Au fil des ans, les critiques ont souligné que les banques nigérianes ne remplissent pas l'une des fonctions de base des instituts ; prêt.

Le dictionnaire définit une banque comme "Un établissement financier qui utilise l'argent déposé par les clients pour l'investissement, le verse au besoin, accorde des prêts à intérêt et échange des devises".

S'exprimant à ce sujet, Ahmed a déclaré que tout "entrepreneur non riche qui a essayé de contracter un prêt auprès d'une banque nigériane sait que c'est une tâche presque impossible dans laquelle vous ne voulez pas vous lancer".

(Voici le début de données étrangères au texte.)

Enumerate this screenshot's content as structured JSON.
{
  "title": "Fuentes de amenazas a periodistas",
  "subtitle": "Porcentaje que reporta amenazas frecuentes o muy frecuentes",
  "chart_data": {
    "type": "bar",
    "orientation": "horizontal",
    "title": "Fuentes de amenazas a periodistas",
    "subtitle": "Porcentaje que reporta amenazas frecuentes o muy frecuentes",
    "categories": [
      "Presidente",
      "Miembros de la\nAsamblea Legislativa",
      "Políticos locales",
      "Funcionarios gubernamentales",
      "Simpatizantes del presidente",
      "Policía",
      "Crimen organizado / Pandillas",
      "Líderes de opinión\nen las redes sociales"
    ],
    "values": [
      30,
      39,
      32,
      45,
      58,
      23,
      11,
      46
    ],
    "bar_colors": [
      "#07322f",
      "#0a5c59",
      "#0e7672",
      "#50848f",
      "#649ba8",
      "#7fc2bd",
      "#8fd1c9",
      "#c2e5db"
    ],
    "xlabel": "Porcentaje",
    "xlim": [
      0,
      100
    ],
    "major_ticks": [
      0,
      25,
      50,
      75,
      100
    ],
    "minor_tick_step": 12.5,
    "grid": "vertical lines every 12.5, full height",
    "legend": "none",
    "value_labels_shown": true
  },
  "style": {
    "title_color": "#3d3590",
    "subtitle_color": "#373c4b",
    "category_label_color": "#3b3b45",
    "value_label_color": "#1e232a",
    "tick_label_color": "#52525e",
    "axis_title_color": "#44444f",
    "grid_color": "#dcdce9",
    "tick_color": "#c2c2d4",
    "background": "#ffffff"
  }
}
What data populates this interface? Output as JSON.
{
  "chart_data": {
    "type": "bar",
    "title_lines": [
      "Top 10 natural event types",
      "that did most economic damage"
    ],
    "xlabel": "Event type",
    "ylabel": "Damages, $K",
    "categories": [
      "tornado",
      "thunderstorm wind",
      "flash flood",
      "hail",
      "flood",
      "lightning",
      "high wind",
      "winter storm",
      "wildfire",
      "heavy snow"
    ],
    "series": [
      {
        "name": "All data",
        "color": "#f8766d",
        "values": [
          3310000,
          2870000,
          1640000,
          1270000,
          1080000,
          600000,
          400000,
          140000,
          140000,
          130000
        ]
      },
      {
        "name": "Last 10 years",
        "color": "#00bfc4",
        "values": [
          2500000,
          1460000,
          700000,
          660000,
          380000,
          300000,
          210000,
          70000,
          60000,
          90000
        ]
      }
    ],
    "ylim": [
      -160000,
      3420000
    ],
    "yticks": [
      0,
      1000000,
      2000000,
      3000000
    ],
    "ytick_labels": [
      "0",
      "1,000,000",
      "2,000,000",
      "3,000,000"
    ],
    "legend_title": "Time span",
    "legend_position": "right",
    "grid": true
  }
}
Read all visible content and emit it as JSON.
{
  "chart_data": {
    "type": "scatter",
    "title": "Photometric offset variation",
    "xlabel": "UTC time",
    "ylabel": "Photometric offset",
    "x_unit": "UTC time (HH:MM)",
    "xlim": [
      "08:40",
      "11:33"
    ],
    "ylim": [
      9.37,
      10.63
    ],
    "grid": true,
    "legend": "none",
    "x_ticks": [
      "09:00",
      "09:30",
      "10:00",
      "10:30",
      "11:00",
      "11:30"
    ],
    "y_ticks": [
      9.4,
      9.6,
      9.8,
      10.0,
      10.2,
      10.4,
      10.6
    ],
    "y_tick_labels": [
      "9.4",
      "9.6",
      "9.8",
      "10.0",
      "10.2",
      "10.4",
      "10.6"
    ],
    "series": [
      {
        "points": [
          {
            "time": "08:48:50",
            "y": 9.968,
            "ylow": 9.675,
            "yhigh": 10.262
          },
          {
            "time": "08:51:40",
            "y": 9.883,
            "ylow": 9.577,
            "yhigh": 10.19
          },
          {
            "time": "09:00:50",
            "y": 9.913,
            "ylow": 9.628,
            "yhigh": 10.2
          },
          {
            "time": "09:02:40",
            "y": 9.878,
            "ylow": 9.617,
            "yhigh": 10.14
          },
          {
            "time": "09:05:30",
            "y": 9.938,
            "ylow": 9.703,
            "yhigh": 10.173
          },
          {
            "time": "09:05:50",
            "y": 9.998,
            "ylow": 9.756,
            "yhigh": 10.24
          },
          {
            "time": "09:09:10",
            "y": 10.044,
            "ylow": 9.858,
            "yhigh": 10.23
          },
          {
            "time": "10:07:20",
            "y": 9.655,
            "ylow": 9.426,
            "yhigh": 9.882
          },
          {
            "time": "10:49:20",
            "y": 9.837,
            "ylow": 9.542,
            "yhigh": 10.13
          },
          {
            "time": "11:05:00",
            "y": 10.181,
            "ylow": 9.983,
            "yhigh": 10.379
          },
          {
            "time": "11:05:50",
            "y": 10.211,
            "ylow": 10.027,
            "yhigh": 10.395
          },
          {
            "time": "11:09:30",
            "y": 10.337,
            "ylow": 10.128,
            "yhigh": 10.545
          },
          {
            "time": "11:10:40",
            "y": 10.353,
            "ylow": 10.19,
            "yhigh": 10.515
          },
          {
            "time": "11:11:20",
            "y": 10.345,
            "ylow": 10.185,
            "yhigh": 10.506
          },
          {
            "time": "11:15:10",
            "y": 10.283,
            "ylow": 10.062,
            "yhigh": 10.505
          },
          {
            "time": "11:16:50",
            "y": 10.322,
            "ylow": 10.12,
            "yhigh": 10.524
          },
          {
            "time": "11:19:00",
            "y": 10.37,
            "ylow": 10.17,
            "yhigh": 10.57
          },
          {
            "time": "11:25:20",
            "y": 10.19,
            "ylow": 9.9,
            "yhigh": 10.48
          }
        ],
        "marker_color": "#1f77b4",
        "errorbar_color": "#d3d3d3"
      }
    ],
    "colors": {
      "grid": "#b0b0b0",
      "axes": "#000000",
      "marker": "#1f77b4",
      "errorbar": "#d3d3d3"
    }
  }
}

Bolu pense que dans l'intérêt du développement économique et de la croissance des startups et des petites entreprises, les banques nigérianes devraient soutenir financièrement et stratégiquement les acteurs déjà existants dans certains domaines plutôt que de se lancer dans tous les "nouveautés".

"Laissez les banques se contenter d'effectuer des opérations bancaires et laissez toutes les autres personnes faire ce qu'elles font", dit-il.


*Comme demandé par les personnes interrogées, les noms ont été changés pour l'anonymat.